謝士廷將我們迎入客廳,命僕人看茶,這才道,兩位捕頭既然有心,那就多謝了。青年男子說,父親,君衍失蹤一事,伯父已派出府內高手,就算將城內翻個底朝天,也要將尋到君衍下落,又何必讓他們插手進來?
張幼謙聽著不爽,反口相譏道,要不是總捕頭髮話,你以為我們想管嘛?我連拉了他一下,示意他不要亂說。謝士廷擯退左右,起身向我二人拱手道,若能尋到君衍下落,謝某定當重謝。

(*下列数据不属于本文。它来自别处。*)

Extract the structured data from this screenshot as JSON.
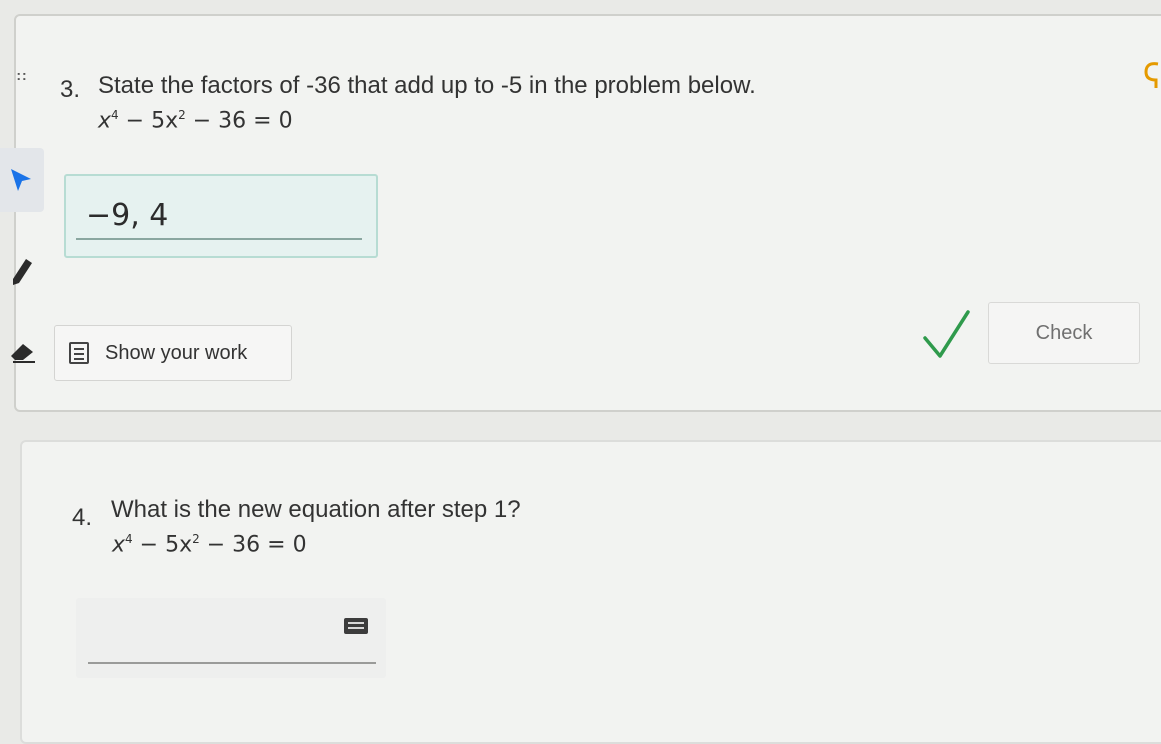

我心說謝士廷前倨後恭,態度變化竟這麼大,某非其中有什麼隱情?想到此,我說道,謝大人,不知令千金是何時何處被人擄走?謝士廷道,聽丫鬟說,今日午後,君衍覺得不舒服,回房休息,半個時辰後,再去看時,就已不在,桌上卻留書一封……
講到此,謝士廷忽然閉口不語。
我說奇怪,金陵謝家戒備森嚴,高手如雲,就算幽冥神教綁架令千金,也絕無可能神不知鬼不覺的逃出謝家,除非……
青年男子道,除非什麼?
我說除非有人裡應外合,偷偷將謝姑娘送出府外。之所以如此說,是因為我偷聽到了灰衣老者與病虎楊隱的對話,正是他將謝君衍的資訊提供給江南五鬼,若不出所料,灰衣老者必是謝家之人,而且身份必不會太低。
謝士廷嘆道,這正是我所擔心之處。
我問道,不知能否見一下謝家主?
謝士廷在謝家行二,老大則是謝家家主謝士印,這人在江湖上很是低調,極少露面,不過據說與謝士廷關係並不融洽。謝士廷道,我大哥最近在閉關修煉,極少見人。
我見他說話有些含糊,心想他也懷疑謝君衍失蹤一事,可能是內部人作祟,所以這才想藉助我們之力,幫他尋找他女兒。又與他聊了兩句,見沒什麼實質性內容,於是便提出去看下謝君衍房間。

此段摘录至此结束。